As for potential conflict with broadband offerings from ViaSat or Hughes, Khemka said Dish’s strategy “is to go after the bundled customer… [ViaSat and Hughes] understand what we are doing.”

Installation is free for new and existing Dish TV customers when dishNET is bundled with TV service and $99 when ordered as a standalone service. Existing Dish satellite Internet customers can upgrade to the 5 Mbps or 10 Mbps speeds for $200.

In addition to satellite Internet service, Dish will offer DSL service in a 14-state area served by the former Liberty Bell, a competitive local exchange carrier the company acquired in January 2011.

The DSL Internet service, to also carry the dishNET brand, is available for $29.95 per month for 7 Mbps, $34.95 monthly for 12 Mbps service and $39.95 for 20 Mbps. That service is available in Arizona, Colorado, Idaho, Iowa, Minnesota, Montana, Nebraska, New Mexico, North Dakota, Oregon, South Dakota, Utah, Washington and Wyoming. 

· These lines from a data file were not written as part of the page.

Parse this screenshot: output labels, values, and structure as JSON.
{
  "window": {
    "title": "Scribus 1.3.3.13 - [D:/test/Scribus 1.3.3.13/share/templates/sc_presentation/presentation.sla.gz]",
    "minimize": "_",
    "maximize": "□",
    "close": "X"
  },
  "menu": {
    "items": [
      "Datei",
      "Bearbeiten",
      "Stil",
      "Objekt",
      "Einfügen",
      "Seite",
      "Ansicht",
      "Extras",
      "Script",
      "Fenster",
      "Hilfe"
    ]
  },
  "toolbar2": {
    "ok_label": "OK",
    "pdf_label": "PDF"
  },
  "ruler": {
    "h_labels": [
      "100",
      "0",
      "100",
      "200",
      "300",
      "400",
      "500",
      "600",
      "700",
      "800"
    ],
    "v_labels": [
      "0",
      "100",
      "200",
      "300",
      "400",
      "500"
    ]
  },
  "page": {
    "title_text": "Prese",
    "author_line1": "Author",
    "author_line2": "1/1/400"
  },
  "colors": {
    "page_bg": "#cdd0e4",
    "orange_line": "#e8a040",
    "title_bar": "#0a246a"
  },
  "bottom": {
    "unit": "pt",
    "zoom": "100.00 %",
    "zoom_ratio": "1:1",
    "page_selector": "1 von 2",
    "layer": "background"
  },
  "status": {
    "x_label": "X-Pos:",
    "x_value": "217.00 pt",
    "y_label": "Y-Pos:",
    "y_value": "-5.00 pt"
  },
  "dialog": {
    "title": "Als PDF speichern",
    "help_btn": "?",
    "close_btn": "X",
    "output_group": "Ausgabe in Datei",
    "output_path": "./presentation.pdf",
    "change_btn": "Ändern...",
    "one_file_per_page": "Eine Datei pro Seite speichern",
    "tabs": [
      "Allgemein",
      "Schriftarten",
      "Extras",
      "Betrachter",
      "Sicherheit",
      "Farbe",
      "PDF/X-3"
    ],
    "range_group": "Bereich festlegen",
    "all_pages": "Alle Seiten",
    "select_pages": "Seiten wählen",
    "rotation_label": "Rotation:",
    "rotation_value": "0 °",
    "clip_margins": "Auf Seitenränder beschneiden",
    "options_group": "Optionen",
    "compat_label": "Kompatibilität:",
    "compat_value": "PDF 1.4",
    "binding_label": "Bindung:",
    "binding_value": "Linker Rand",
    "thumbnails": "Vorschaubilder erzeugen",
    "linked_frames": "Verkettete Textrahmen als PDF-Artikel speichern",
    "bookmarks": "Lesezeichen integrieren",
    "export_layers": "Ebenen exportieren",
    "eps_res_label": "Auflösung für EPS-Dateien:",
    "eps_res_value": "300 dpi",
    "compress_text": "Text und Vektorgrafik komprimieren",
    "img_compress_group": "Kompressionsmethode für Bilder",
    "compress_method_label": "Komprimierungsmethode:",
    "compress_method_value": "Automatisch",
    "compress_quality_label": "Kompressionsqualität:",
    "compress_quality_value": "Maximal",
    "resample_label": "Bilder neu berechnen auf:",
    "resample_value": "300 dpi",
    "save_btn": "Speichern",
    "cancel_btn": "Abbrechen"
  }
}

The dishNET service includes five email accounts, each with 2 GB of storage, accessible via a Web portal that include access to search, news, entertainment and weather.

Dish provides more info the dishNET packages at www.dish.com/dishnet.

The company is holding a launch event Thursday for dishNET -- hosted by CEO Joe Clayton -- in Jackson, Miss., at Cowboy Maloney’s Electric City retail store, which lays claim to being the first retailer in the country to sell DirecTV and Sirius satellite radio services.